Apr 30 2010
Using neutron beams and atomic-force microscopes, a team of university researchers working with the National Institute of Standards and Technology (NIST) may have resolved a 10-year-old question about an exotic class of "artificial muscles"—how do they work? Their results could influence the design of future specialized robotic tools.
These "artificial muscles," first demonstrated in the early 1990s, are "ionic polymer metal composite" (IPMC) actuators, a thin polymer strip plated on both surfaces with conducting metal. The basic unit of the polymer molecule has a charged component attached to it (hence, "ionic"), and it forms a sort of open, permeable structure that can be soaked with water molecules and oppositely charged ions. A modest electric charge across the metalized surfaces will cause the strip to flex in one direction; an alternating charge will make it wiggle like a fish's tail. But why?
"There has been a lot of debate as to the mechanism of actuation in these kinds of systems," says NIST materials scientist Kirt Page. One possibility was that the electric charge on the metalized faces causes the polymer and the free ions to reorient themselves next to the metal, stretching one side and contracting the other. But using a neutron beam at the NIST Center for Neutron Research (NCNR) to watch an IPMC in action as it wiggled back and forth, the team found something very different. Neutrons are particularly good for mapping the locations of water molecules, and they showed that a major force in the actuator is hydraulics. "The water and ions move to one electrode swelling one side and dehydrating the other, causing that to contract, and it bends in that direction," explains Virginia Tech professor Robert Moore, who directed the research. "Then you flip the potential, the ions come screaming back—positive ions again moving towards the new negative electrode—and you can go back and forth."

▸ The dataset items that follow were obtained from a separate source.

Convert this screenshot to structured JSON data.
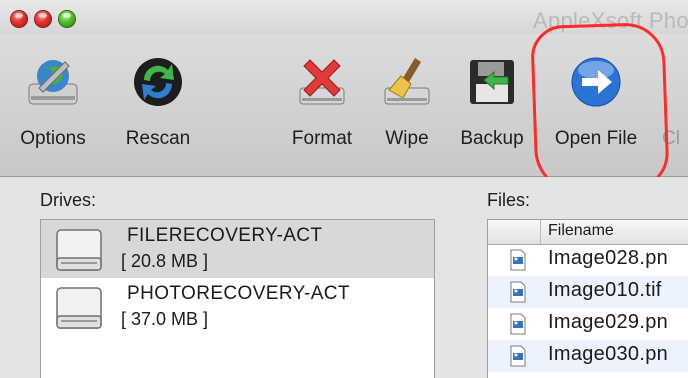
{
  "window": {
    "title": "AppleXsoft Pho"
  },
  "toolbar": {
    "buttons": [
      {
        "label": "Options",
        "icon": "options-globe-icon"
      },
      {
        "label": "Rescan",
        "icon": "rescan-icon"
      },
      {
        "label": "Format",
        "icon": "format-drive-icon"
      },
      {
        "label": "Wipe",
        "icon": "wipe-drive-icon"
      },
      {
        "label": "Backup",
        "icon": "backup-floppy-icon"
      },
      {
        "label": "Open File",
        "icon": "open-file-arrow-icon"
      },
      {
        "label": "Cl",
        "icon": "partial-icon"
      }
    ]
  },
  "drives": {
    "label": "Drives:",
    "items": [
      {
        "name": "FILERECOVERY-ACT",
        "size": "[ 20.8 MB ]",
        "selected": true
      },
      {
        "name": "PHOTORECOVERY-ACT",
        "size": "[ 37.0 MB ]",
        "selected": false
      }
    ]
  },
  "files": {
    "label": "Files:",
    "column_filename": "Filename",
    "rows": [
      {
        "name": "Image028.pn"
      },
      {
        "name": "Image010.tif"
      },
      {
        "name": "Image029.pn"
      },
      {
        "name": "Image030.pn"
      }
    ]
  },
  "colors": {
    "annotation": "#ff2a2a",
    "selected_row": "#d8d8d8",
    "alt_row": "#edf3fe"
  }
}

It happens surprisingly fast, according to Page. "People weren't quite convinced that water could actually move over these distances that quickly," he says, "This paper is the first to show that in fact, this gradient in the water concentration is established almost instantaneously."
A better understanding of just how IPMC actuators work could allow researchers to engineer better materials of this type with improved performance. Current actuators can be small and light-weight, and they can flex over relatively large distances, but the force they can generate is low so these "muscles" are not very strong, according to Moore. They could be used in microfluidic systems as pumps or valves, as tiny robotic grippers in applications where other actuators are impractical or even, says Moore, "as actual artificial muscles in living tissues. I think we're still in the infancy stage of using these. There are still quite a number of details about the mechanism that we need to unlock."